Can paid search giants really promise that AI automation can take away the human aspect of your PPC campaign management?
Search engine titans such as Google are pioneering and encouraging us all to embrace automation. In this blog, I will look at two example Google products where automation is at the heart of optimisation, and weigh-up the benefits and drawbacks of this, as well as highlighting some optimisation tips.
Dynamic Search Ads
The digital marketer is no stranger to Dynamic Search Ads (DSA) and how they can be used to capture the traffic that may have otherwise been missed through your standard keyword campaigns. Across agencies, this type of campaign is often used as a tool for ‘keyword mining’, where the keywords that perform well will be picked up and dropped into keyword campaigns running within the account.
However, Google now strongly suggest that this should not be the case, and that your keywords will perform better staying in the DSA campaign. Google advises that the keywords will run at a 35% lower CPA with 15% more clicks. Croud are currently testing this for our clients to see the plausibility of moving away from ‘keyword mining’, which reduces some of the heavy manual aspects of ensuring relevant keyword coverage.
The way a DSA should be set up has also changed, with specific DSA campaigns no longer needed. Google proposes using the hybrid ad group for DSAs, which run alongside your other ad groups. At this point you may be asking, ‘won’t traffic be pushed through the DSA ad group instead of my exact match type ad groups, leading me to spend more?’ The answer is no, – according to Google, “exact match always wins” in the auction against your DSA, providing you are not constrained by budget, have low-quality scores or have the wrong targeting.

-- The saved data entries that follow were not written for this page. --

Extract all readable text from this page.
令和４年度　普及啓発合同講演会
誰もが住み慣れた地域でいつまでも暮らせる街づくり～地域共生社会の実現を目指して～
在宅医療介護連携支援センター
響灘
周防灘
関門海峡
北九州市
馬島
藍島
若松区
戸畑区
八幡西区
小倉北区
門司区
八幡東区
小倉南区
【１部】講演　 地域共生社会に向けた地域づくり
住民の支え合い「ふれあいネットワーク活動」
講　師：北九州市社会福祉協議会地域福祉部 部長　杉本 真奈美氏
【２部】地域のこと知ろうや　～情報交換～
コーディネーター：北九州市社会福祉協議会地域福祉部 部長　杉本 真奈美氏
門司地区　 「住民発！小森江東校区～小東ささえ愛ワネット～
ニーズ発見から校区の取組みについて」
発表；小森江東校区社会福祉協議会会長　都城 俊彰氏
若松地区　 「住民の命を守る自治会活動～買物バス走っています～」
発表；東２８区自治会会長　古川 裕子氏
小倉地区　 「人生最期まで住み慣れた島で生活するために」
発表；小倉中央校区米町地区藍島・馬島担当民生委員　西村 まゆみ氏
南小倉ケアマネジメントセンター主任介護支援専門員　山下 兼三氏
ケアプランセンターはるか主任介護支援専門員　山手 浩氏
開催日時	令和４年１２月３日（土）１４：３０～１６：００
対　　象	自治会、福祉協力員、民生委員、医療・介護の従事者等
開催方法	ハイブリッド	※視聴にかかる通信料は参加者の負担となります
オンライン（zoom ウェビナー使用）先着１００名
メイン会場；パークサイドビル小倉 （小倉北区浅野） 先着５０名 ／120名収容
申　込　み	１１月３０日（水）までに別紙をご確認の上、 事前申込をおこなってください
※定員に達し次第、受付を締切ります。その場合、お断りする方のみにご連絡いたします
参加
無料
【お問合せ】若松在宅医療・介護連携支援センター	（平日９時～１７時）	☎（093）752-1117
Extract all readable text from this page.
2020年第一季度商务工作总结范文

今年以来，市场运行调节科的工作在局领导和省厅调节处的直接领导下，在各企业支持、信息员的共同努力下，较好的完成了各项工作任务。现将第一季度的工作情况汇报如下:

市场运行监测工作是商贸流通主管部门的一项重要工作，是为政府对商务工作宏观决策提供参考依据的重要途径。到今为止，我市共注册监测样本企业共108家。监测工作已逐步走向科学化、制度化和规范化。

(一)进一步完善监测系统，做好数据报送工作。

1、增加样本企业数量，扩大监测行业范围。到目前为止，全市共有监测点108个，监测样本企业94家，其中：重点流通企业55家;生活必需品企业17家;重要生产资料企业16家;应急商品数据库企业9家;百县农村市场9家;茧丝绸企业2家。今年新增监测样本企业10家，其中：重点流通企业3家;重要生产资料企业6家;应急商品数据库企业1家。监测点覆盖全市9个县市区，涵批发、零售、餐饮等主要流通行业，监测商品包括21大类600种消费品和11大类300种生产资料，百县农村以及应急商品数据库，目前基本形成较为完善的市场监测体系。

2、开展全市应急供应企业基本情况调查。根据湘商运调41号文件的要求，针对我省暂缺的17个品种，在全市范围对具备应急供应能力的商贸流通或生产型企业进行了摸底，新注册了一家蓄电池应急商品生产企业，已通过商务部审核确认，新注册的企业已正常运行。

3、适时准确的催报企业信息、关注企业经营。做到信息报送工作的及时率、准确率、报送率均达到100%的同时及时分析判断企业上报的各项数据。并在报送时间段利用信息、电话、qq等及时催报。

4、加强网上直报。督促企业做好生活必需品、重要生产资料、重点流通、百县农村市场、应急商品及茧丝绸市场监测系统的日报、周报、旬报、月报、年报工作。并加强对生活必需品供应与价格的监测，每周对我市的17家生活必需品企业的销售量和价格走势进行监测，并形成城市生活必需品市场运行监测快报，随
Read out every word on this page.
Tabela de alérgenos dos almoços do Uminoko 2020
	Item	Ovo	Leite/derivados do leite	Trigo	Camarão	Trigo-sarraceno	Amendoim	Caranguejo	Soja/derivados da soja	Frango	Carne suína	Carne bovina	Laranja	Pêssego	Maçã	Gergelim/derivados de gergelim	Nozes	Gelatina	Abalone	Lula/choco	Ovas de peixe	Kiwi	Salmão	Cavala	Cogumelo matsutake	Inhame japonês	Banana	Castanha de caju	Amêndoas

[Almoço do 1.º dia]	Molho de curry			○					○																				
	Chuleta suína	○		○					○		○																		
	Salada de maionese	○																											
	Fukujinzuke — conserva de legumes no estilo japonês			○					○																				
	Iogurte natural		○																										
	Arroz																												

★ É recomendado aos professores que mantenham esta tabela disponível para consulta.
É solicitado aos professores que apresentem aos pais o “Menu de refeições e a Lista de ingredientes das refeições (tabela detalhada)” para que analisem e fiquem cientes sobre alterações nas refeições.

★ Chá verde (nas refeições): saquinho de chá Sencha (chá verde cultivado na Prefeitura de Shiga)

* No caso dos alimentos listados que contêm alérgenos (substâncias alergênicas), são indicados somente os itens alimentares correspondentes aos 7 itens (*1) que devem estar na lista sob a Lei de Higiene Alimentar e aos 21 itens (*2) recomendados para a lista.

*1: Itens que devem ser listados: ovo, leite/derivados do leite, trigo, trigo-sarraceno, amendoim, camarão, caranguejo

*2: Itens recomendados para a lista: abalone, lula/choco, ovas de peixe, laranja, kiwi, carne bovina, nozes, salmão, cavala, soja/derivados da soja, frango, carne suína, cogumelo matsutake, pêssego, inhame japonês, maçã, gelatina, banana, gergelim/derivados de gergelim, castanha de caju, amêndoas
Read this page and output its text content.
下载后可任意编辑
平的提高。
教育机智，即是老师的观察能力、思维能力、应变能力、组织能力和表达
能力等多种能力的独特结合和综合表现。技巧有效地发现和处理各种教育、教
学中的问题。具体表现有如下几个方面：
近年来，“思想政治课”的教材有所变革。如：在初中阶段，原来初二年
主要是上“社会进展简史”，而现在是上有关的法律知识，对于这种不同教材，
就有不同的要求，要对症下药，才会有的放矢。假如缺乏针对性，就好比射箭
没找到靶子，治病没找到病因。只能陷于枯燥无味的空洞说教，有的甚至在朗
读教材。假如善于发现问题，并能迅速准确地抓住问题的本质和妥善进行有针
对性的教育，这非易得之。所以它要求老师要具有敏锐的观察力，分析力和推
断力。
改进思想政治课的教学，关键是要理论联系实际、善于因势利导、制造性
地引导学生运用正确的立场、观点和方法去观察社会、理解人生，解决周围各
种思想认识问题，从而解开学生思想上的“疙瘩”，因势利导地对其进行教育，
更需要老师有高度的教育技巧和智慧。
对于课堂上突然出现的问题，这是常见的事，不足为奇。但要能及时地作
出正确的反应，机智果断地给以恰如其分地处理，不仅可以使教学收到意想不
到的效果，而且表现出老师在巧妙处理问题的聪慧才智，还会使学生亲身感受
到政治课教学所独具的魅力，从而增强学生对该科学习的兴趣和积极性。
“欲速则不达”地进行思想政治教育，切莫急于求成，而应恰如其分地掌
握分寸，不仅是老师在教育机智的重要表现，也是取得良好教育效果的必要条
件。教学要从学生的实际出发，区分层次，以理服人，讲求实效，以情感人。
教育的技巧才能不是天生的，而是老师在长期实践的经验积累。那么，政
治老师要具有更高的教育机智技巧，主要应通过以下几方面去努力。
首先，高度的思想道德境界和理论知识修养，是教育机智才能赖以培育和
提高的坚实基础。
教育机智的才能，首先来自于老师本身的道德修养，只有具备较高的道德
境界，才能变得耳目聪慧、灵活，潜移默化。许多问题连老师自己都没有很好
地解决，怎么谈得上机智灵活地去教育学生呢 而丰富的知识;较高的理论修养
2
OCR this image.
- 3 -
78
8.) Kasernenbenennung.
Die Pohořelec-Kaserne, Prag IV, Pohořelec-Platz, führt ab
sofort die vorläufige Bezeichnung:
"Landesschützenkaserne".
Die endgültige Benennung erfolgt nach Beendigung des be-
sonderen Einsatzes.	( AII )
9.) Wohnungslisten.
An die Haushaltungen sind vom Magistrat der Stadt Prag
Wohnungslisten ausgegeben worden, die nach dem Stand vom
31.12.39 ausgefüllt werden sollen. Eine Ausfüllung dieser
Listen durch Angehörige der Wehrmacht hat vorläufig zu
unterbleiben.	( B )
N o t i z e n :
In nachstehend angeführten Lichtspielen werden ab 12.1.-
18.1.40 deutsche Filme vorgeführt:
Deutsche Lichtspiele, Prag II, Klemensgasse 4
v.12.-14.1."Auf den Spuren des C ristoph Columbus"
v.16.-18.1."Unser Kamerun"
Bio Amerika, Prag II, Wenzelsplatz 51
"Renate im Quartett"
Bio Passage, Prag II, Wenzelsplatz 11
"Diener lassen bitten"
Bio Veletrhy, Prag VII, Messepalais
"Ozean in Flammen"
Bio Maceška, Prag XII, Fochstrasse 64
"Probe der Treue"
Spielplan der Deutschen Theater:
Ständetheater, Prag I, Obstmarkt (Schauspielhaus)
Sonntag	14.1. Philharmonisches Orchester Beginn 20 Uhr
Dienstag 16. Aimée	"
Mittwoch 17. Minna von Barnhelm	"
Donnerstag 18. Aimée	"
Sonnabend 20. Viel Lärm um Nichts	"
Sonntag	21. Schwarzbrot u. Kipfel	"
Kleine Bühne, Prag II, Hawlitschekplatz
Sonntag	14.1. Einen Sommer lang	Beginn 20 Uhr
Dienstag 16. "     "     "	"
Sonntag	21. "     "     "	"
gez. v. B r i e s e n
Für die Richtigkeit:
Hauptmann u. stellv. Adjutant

What levers to pull, in order to optimise DSA campaigns
- The right targeting is key as, since 86% of DSA traffic is incremental, we want to ensure the targets are more broadly defined and that we have enough indexed landing pages to assist this.
- Keyword negatives and audience exclusions are pivotal in helping traffic be directed to the best-optimised campaigns and ensuring you don’t appear for the searches and audiences you don’t want to (just as you would in your other campaigns).
Responsive Search Ads
The automation of creatives has also become somewhat possible through Responsive Search Ads (RSA). The set-up of the RSA allows 15 different headlines and four different descriptions to be entered, with Google using AI to decide on what the user sees as the ‘best’ combination from their search term.
Since the release of RSAs earlier this year, there hasn’t been much to report about them, as they currently have quite limited metric reports – so far only showing the percentage of impressions each ad combination has received.
Limitations of RSAs
Sure, for good click-through rates and good conversion rates, RSAs are the ad type to use. However, if your client requires specific terms to be shown in their ads, such as brand names and slogans, then you are stuck letting the RSA decide what to show the user because it may not show either of those. You can certainly ‘pin’ your headlines and descriptions to always show in certain positions, but this could then lower the impact of the machine learning, and hands all the manual control back to us – curbing the impact of RSAs and maintaining the human element to creative updates.
What the above two examples – DSAs and RSAs – highlight is that we need to find a balance between AI and manual optimisation. It’s true that machine learning can take care of the laborious, time-consuming, day-to-day tasks a PPC Account Manager must do, such as bidding, reporting and keyword expansions from search query reports.
However, no automation can completely replace how agencies manage PPC accounts; this is particularly the case for Croud, which leverages local market insights and sophisticated skill sets of its network of over 2,000 Croudies onto campaign management– something that AI is yet to be able to do.
In conclusion
To conclude, AI automation really does help PPC Account Managers, by taking care of the repetitive tasks they do daily (and in many instances does it better due to the sophisticated algorithms). This allows more time for Account Managers to focus on strategy, tests and client service, which means working more efficiently to get better results for your client.
However, we are quite some time away from AI automation completely running PPC campaigns to the level that humans do, but that partnership of machine and people is certainly proving beneficial!